La capitale si prepara ad affrontare una giornata di grande mobilitazione con l’arrivo di circa ventimila manifestanti in quattro cortei distinti. Le autorità hanno predisposto un imponente piano di sicurezza per garantire il regolare svolgimento delle iniziative e la tutela dell’ordine pubblico, attivando migliaia di agenti e strumenti tecnologici avanzati come droni ed elicotteri.

Il piano operativo della Questura e le manifestazioni in programma
La Questura di Roma ha coordinato un dispositivo senza precedenti per monitorare le aree urbane interessate dalle manifestazioni. L’attenzione si concentra su aeroporti, scali ferroviari e stazioni della metropolitana, luoghi strategici per il controllo dei flussi di manifestanti e dei partecipanti alle quattro iniziative che si svolgeranno nel pomeriggio.
Tra i cortei, uno è dedicato alla cosiddetta remigrazione, mentre gli altri tre sono promossi da sindacati, associazioni e gruppi della società civile, oltre a un raduno dei sostenitori delle politiche Pro Vita. Tre cortei si terranno nel centro storico, mentre uno interesserà il quartiere Prati.
Le misure di sicurezza sono state definite durante un tavolo tecnico in Questura, con un confronto prolungato con gli organizzatori per scongiurare tensioni tra i diversi gruppi e prevedere importanti modifiche alla viabilità e al trasporto pubblico.
Il corteo di Prati e il Comitato Remigrazione e Riconquista
Il quartiere Prati rappresenta il punto più delicato sotto il profilo della sicurezza. Qui si svolgerà il corteo legato alle politiche di remigrazione, con una partecipazione stimata di circa 4mila persone. Il raduno è previsto per le ore 15 in piazza della Libertà, da dove i manifestanti si dirigeranno verso piazza Risorgimento attraversando via Cola di Rienzo.
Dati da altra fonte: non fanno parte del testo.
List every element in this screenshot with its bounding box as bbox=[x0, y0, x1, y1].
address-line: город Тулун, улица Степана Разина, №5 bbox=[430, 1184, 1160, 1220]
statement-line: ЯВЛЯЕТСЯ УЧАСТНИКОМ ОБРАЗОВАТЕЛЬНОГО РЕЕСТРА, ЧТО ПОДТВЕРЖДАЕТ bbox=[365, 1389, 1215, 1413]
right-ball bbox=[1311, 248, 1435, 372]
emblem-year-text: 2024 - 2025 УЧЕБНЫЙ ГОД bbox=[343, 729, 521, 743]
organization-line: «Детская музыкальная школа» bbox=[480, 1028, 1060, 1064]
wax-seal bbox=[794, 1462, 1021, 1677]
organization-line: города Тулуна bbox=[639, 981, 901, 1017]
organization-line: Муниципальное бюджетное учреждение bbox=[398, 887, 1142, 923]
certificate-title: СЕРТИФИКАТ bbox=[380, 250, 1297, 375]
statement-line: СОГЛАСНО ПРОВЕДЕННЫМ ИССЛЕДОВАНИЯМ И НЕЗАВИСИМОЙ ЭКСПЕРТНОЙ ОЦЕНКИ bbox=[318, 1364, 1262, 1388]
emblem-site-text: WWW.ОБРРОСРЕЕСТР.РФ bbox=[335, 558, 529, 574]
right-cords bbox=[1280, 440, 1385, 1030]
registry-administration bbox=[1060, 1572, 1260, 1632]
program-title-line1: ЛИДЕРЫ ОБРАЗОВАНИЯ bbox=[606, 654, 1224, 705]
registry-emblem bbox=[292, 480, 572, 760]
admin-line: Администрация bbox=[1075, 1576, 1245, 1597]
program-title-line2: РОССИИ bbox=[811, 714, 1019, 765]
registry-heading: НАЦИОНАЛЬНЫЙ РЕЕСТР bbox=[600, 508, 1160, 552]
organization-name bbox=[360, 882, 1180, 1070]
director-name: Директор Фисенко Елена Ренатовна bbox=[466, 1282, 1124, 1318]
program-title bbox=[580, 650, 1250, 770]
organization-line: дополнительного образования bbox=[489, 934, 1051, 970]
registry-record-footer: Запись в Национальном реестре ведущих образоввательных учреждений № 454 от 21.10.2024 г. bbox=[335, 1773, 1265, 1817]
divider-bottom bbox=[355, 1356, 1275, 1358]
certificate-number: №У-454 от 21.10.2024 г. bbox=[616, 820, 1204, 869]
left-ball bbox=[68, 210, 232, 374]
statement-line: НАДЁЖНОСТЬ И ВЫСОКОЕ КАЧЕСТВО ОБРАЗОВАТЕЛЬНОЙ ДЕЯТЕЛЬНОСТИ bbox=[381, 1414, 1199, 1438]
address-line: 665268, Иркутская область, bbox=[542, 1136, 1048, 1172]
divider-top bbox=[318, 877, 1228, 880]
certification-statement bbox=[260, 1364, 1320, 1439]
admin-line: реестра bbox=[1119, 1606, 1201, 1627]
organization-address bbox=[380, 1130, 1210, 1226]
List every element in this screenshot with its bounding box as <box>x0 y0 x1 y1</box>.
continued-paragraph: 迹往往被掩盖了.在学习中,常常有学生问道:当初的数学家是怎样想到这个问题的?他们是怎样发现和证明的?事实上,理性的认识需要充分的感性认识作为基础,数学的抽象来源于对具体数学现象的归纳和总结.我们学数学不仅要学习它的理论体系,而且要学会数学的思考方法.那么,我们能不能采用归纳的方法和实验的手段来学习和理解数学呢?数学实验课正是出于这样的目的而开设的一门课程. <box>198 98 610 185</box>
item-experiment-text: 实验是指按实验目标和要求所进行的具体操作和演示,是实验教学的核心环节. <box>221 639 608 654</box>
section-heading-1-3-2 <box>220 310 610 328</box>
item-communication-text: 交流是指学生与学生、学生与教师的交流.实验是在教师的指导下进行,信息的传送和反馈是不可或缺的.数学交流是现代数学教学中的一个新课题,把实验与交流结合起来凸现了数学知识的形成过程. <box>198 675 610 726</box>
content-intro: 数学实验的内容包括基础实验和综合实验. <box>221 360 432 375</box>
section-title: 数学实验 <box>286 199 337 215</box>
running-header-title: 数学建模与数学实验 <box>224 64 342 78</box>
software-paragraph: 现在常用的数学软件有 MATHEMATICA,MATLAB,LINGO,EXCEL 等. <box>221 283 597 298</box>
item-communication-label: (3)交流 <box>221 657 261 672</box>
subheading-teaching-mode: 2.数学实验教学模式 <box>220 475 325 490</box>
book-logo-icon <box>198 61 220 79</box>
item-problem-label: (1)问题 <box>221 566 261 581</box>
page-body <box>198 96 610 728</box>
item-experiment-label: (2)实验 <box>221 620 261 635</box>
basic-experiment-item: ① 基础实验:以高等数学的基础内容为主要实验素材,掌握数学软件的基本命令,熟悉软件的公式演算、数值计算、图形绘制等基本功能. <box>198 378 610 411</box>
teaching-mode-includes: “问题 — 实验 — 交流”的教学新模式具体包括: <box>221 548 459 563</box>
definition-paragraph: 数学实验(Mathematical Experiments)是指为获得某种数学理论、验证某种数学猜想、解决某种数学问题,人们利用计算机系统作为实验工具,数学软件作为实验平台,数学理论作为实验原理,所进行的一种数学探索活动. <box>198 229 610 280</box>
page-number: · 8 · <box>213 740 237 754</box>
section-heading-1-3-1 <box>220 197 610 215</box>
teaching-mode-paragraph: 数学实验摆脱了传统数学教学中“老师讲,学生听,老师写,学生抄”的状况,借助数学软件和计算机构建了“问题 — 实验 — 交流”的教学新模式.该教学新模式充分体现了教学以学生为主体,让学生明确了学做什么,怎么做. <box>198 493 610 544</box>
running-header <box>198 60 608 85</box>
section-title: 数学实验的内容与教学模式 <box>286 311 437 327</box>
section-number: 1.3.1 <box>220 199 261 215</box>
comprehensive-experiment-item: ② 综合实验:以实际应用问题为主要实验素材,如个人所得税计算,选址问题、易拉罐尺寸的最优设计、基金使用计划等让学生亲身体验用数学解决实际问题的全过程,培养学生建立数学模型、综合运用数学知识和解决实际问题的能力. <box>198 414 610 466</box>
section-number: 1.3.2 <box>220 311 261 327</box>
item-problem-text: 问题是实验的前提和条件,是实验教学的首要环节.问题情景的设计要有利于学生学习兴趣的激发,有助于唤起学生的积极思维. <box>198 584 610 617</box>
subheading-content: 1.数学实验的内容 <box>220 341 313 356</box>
L’evento è organizzato dal Comitato Remigrazione e Riconquista, un’alleanza nata tra quattro realtà: CasaPound Italia, Rete dei Patrioti, VFS e Brescia ai Bresciani. Gli organizzatori sottolineano la natura trasversale e istituzionale della manifestazione, nata per sostenere una proposta di legge di iniziativa popolare che ha già superato il triplo delle firme necessarie per il deposito parlamentare.
Nel comunicato ufficiale del Comitato si legge: «La manifestazione intende conferire il massimo slancio istituzionale a una proposta di legge popolare. Invitiamo tutti gli italiani contrari alla rassegnazione a unirsi per restituire dignità alla Nazione. L’invito è rivolto a realtà sociali, associazioni, movimenti, partiti, parlamentari e amministratori locali che vogliono concretamente fermare l’immigrazione incontrollata. L’unica bandiera ammessa sarà il Tricolore».